Mépris, mensonges et videos : retour sur le conseil municipal du 30 mars. Les conseillers municipaux « trompés » ? L’ANRU « flouée » ?

, par Michel Ribay

Confronté à la mobilisation contre le projet de supprimer six arrêts de bus des lignes 153, 253 et 239 au cœur du centre ville, le maire a ajouté à l’ordre du jour du conseil municipal du 30 mars un temps de débat consacré au sujet. Dès 18 h, 200 personnes s’étaient rassemblées devant l’hôtel de ville pour y exprimer leur profond désaccord. Des bancs du public assistant à la séance s’est exprimée toute la colère d’habitants réaffirmant la nécessité d’une desserte en transports en communs. Le maire a suspendu la séance et menacé de poursuivre celle-ci à huis clos. Outre les indignations du public choqué par des propos moralisateurs et teintés de mépris, le débat a suscité de rudes échanges avec l’opposition.

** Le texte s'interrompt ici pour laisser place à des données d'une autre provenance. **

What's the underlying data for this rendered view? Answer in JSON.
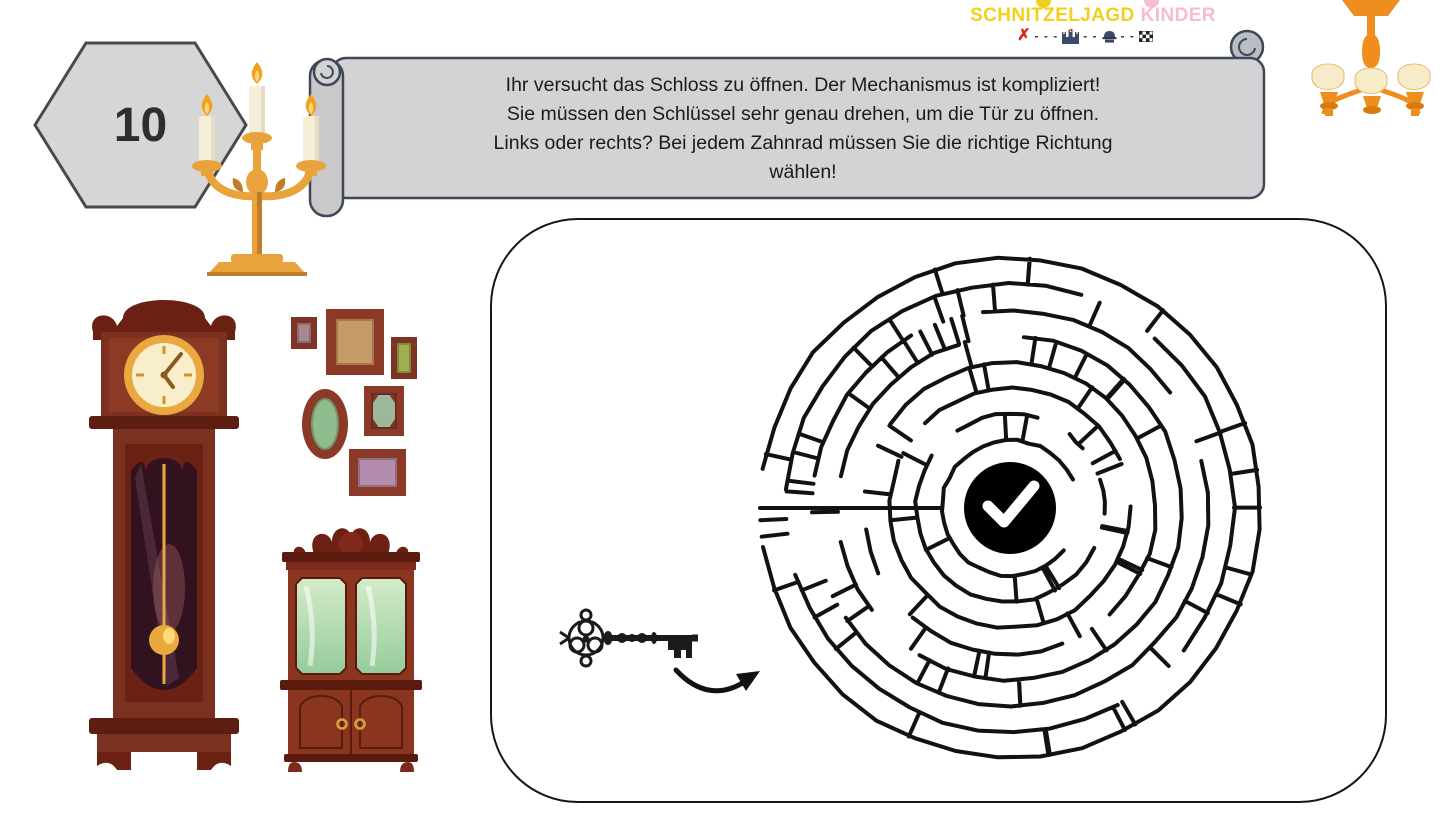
{
  "page": {
    "background": "#ffffff"
  },
  "logo": {
    "title_word1": "SCHNITZELJAGD",
    "title_word2": "KINDER",
    "colors": {
      "yellow": "#f2cf1d",
      "pink": "#f6bcd2",
      "x_red": "#d8291c",
      "trail_dark": "#3d4a63"
    },
    "trail": {
      "start_symbol": "✗",
      "dash1": "- - -",
      "dash2": "- -",
      "dash3": "- -",
      "icons": [
        "x-mark",
        "castle",
        "detective",
        "checkered-flag"
      ]
    }
  },
  "step_badge": {
    "number": "10",
    "fill": "#d6d6d6",
    "border": "#4a4a4a",
    "text_color": "#2e2e2e"
  },
  "banner": {
    "fill": "#d3d3d5",
    "roll_fill": "#c9c9cc",
    "border": "#3e4857",
    "text_color": "#1b1b1b",
    "lines": [
      "Ihr versucht das Schloss zu öffnen. Der Mechanismus ist kompliziert!",
      "Sie müssen den Schlüssel sehr genau drehen, um die Tür zu öffnen.",
      "Links oder rechts? Bei jedem Zahnrad müssen Sie die richtige Richtung",
      "wählen!"
    ]
  },
  "puzzle": {
    "type": "circular-maze",
    "wall_color": "#121212",
    "center_marker": {
      "shape": "circle",
      "fill": "#000000",
      "icon": "checkmark",
      "icon_color": "#ffffff"
    },
    "maze": {
      "rings": 7,
      "inner_radius": 68,
      "outer_radius": 250,
      "seed": 7,
      "entrance_angle_deg": 180
    }
  },
  "decorations": {
    "items": [
      "candelabra",
      "chandelier",
      "grandfather-clock",
      "picture-frames",
      "display-cabinet",
      "antique-key",
      "curved-arrow"
    ],
    "palette": {
      "gold": "#e8a33c",
      "dark_gold": "#c07c2a",
      "orange": "#ef8e1e",
      "wood_dark": "#5d1d10",
      "wood": "#7c3120",
      "wood_light": "#8f3c22",
      "glass_green": "#95cc9b",
      "candle_cream": "#f6efd8",
      "flame": "#f59e1d"
    }
  }
}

Encore une fois dans un débat essentiel puisqu’il concerne l’évolution du centre ville, la majorité municipale s’est tue. En particulier ceux qui, au titre de leur délégation, que ce soit celle des transports, des seniors, des discriminations ou du handicap, ont adopté la politique de la carpe ou de l’autruche laissant encore une fois le maire et sa première adjointe introduire, rapporter, commenter et conclure le débat.

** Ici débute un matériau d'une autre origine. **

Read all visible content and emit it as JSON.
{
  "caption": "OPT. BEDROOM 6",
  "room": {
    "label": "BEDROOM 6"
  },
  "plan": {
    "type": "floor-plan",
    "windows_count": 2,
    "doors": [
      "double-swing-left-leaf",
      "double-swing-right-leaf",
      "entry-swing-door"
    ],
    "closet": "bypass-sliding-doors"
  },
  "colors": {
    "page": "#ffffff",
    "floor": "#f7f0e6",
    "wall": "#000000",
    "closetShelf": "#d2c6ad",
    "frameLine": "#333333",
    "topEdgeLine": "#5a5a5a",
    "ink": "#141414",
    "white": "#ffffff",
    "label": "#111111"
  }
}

Un débat qui s’est conclu, si les mots ont un sens, par un mensonge du maire, celui-ci déclarant, à l’issue d’une intervention de la conseillère municipale Sophie Rigard réclamant le vote d’une délibération au conseil concernant la suppression de six arrêts de bus, : « Je vous rassure vous avez déjà voté, peut-être même que vous avez voté pour puisque c’était contenu dans la convention ANRU que nous avons voté ici » .

Un mensonge à visée multiple pour faire croire :

– qu’un vote a déjà eu lieu sur le sujet précis évoqué : la suppression des six arrêts de bus. C’est faux.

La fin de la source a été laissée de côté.